I take your point, but I’d alert you to the fact that, historically, the Civil Rights movement occurred before the 1960s revolution and, in truth, existed apart form the radicalism of the 60s agenda. Now the 60s agenda co-opted it and stretched it, but I think it is an historical fact that is very important for context.

That said, there has been overreach - I don’t agree with all anti-discrimination laws (for example, I do not support affirmative action). I make a distinction between policy designed to promote equality of opportunity (good) from equality of result (bad).

But I don’t think we can privilege a right to discrminate above all other affirmative values without descending into nihilism. No thanks.

[quote]pushharder wrote:

Doc nor Bolt answered the lawn mowing question. You said Dustin was not free to sell his products/services based on discrimination but is he free to buy products/services based on race?

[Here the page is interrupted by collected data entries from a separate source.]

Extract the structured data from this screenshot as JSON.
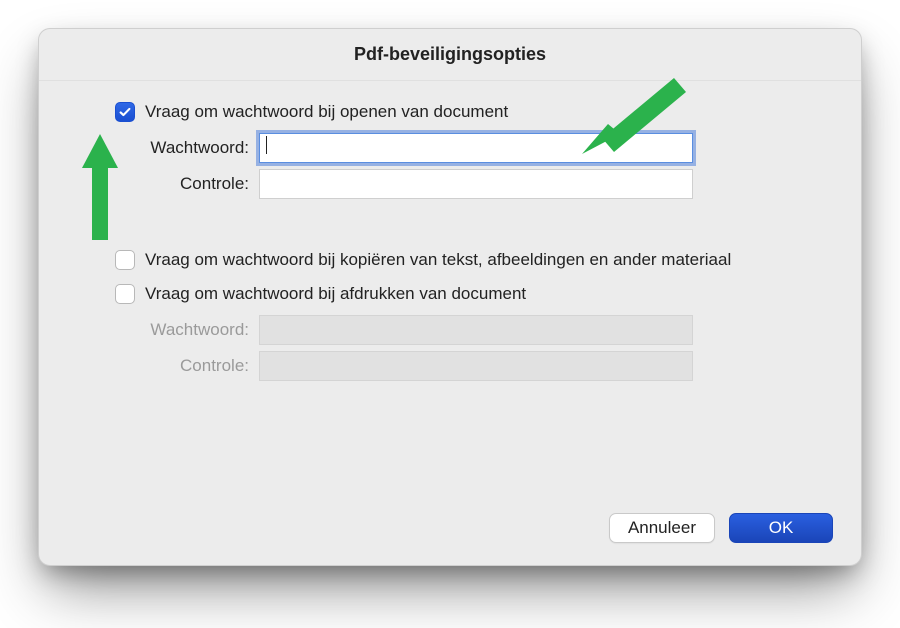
{
  "title": "Pdf-beveiligingsopties",
  "open": {
    "checkbox_label": "Vraag om wachtwoord bij openen van document",
    "checked": true,
    "password_label": "Wachtwoord:",
    "password_value": "",
    "verify_label": "Controle:",
    "verify_value": ""
  },
  "perm": {
    "copy_label": "Vraag om wachtwoord bij kopiëren van tekst, afbeeldingen en ander materiaal",
    "copy_checked": false,
    "print_label": "Vraag om wachtwoord bij afdrukken van document",
    "print_checked": false,
    "password_label": "Wachtwoord:",
    "verify_label": "Controle:"
  },
  "buttons": {
    "cancel": "Annuleer",
    "ok": "OK"
  },
  "colors": {
    "accent": "#1a4fd1",
    "annotation": "#2bb24c"
  }
}
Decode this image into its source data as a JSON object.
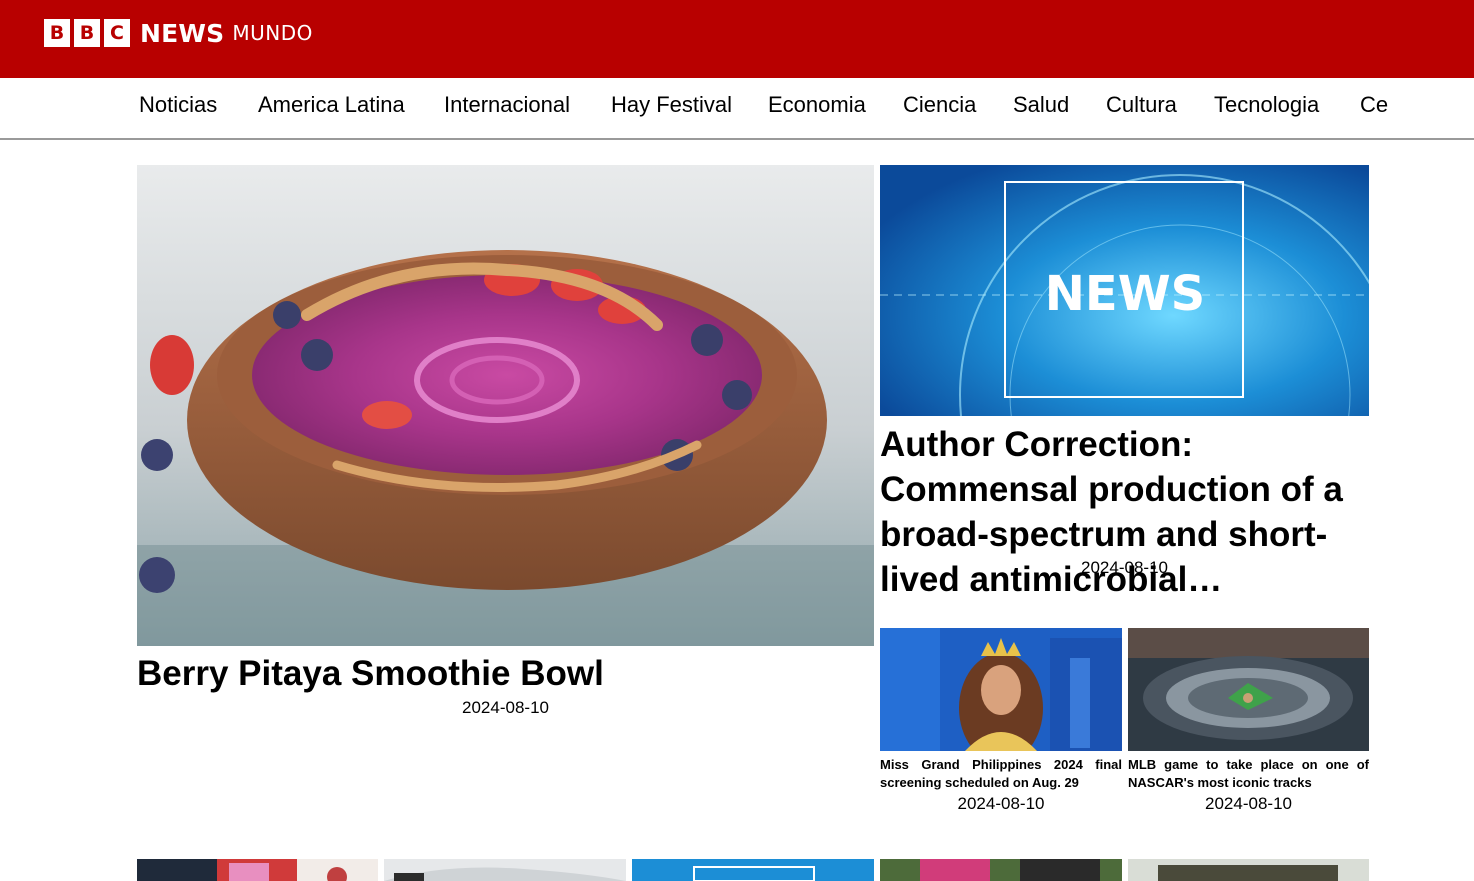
{
  "brand": {
    "logo_letters": [
      "B",
      "B",
      "C"
    ],
    "news": "NEWS",
    "mundo": "MUNDO",
    "accent_color": "#b80000"
  },
  "nav": {
    "items": [
      "Noticias",
      "America Latina",
      "Internacional",
      "Hay Festival",
      "Economia",
      "Ciencia",
      "Salud",
      "Cultura",
      "Tecnologia",
      "Ce"
    ]
  },
  "featured": {
    "title": "Berry Pitaya Smoothie Bowl",
    "date": "2024-08-10",
    "image": "smoothie-bowl-image"
  },
  "secondary": {
    "title": "Author Correction: Commensal production of a broad-spectrum and short-lived antimicrobial…",
    "date": "2024-08-10",
    "image_text": "NEWS"
  },
  "small_stories": [
    {
      "title": "Miss Grand Philippines 2024 final screening scheduled on Aug. 29",
      "date": "2024-08-10",
      "image": "pageant-image"
    },
    {
      "title": "MLB game to take place on one of NASCAR's most iconic tracks",
      "date": "2024-08-10",
      "image": "stadium-image"
    }
  ]
}
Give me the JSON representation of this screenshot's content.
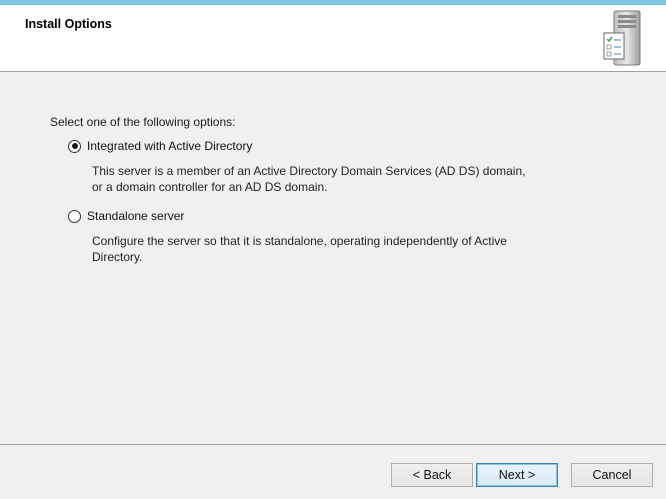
{
  "header": {
    "title": "Install Options",
    "icon": "server-checklist-icon"
  },
  "main": {
    "prompt": "Select one of the following options:",
    "options": [
      {
        "label": "Integrated with Active Directory",
        "selected": true,
        "description_lines": [
          "This server is a member of an Active Directory Domain Services (AD DS) domain,",
          "or a domain controller for an AD DS domain."
        ]
      },
      {
        "label": "Standalone server",
        "selected": false,
        "description_lines": [
          "Configure the server so that it is standalone, operating independently of Active",
          "Directory."
        ]
      }
    ]
  },
  "footer": {
    "back_label": "< Back",
    "next_label": "Next >",
    "cancel_label": "Cancel"
  },
  "colors": {
    "top_accent": "#7fc7e6",
    "header_bg": "#ffffff",
    "body_bg": "#f0f0f0",
    "default_button_border": "#3c7fb1"
  }
}
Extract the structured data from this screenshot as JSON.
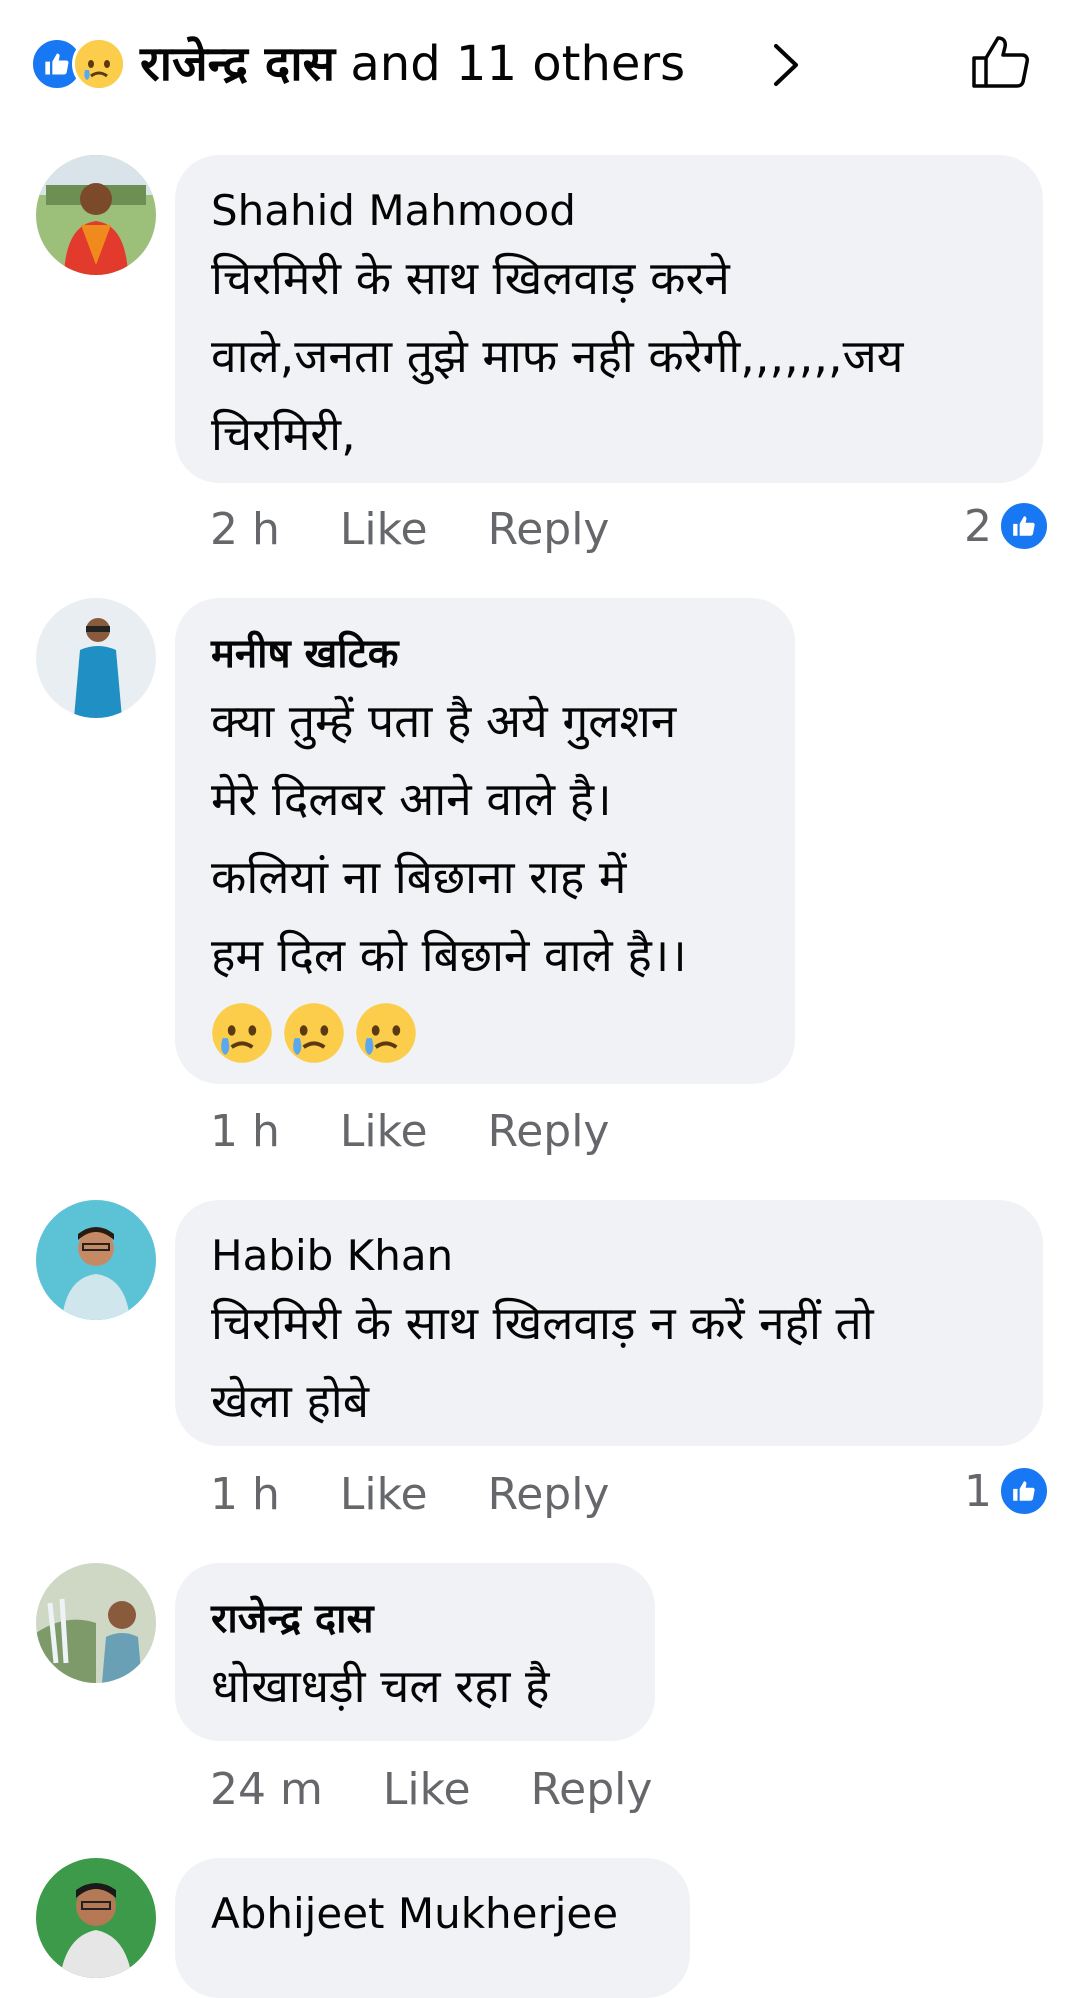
{
  "header": {
    "name": "राजेन्द्र दास",
    "others": " and 11 others",
    "icons": [
      "like-reaction-icon",
      "sad-reaction-icon",
      "chevron-right-icon",
      "thumbs-up-outline-icon"
    ]
  },
  "comments": [
    {
      "author": "Shahid Mahmood",
      "lines": [
        "चिरमिरी के साथ खिलवाड़ करने",
        "वाले,जनता तुझे माफ नही करेगी,,,,,,,जय",
        "चिरमिरी,"
      ],
      "time": "2 h",
      "like": "Like",
      "reply": "Reply",
      "reactions": "2"
    },
    {
      "author": "मनीष खटिक",
      "lines": [
        "क्या तुम्हें पता है अये गुलशन",
        "मेरे दिलबर आने वाले है।",
        "कलियां ना बिछाना राह में",
        "हम दिल को बिछाने वाले है।।"
      ],
      "emojis": [
        "sad-face",
        "sad-face",
        "sad-face"
      ],
      "time": "1 h",
      "like": "Like",
      "reply": "Reply"
    },
    {
      "author": "Habib Khan",
      "lines": [
        "चिरमिरी के साथ खिलवाड़ न करें नहीं तो",
        "खेला होबे"
      ],
      "time": "1 h",
      "like": "Like",
      "reply": "Reply",
      "reactions": "1"
    },
    {
      "author": "राजेन्द्र दास",
      "lines": [
        "धोखाधड़ी चल रहा है"
      ],
      "time": "24 m",
      "like": "Like",
      "reply": "Reply"
    },
    {
      "author": "Abhijeet Mukherjee"
    }
  ],
  "colors": {
    "accent": "#1877f2",
    "bubble": "#f0f2f5",
    "meta": "#65676b"
  }
}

After all you mentioned “commercial transactions” as a fulcrum (or “line”).

Why would selling be a commercial transaction worthy of state intervention to insure non-discrimination but not buying?[/quote]

Sure he can buy from whomever he wants - because even if we somehow outlawed it, we can’t enforce sanctions against racist “buying” as a practical matter.

So, who cares?

[quote]pushharder wrote:

This gets way too complicated. Governing on a case by case basis tends to lead to gargantuan bureaucracies and litigation by the truckload. Net result is what we have and what we are about to get more of - nanny statism - Big Government the Clucking Hen chasing everybody around insisting they “do the right thing.”[/quote]

Not anymore than any other litigation where someone can be held liable for misconduct. And, of course, there is a fantastic, no-frills solution: don’t be a racist and you don’t have to worry about it.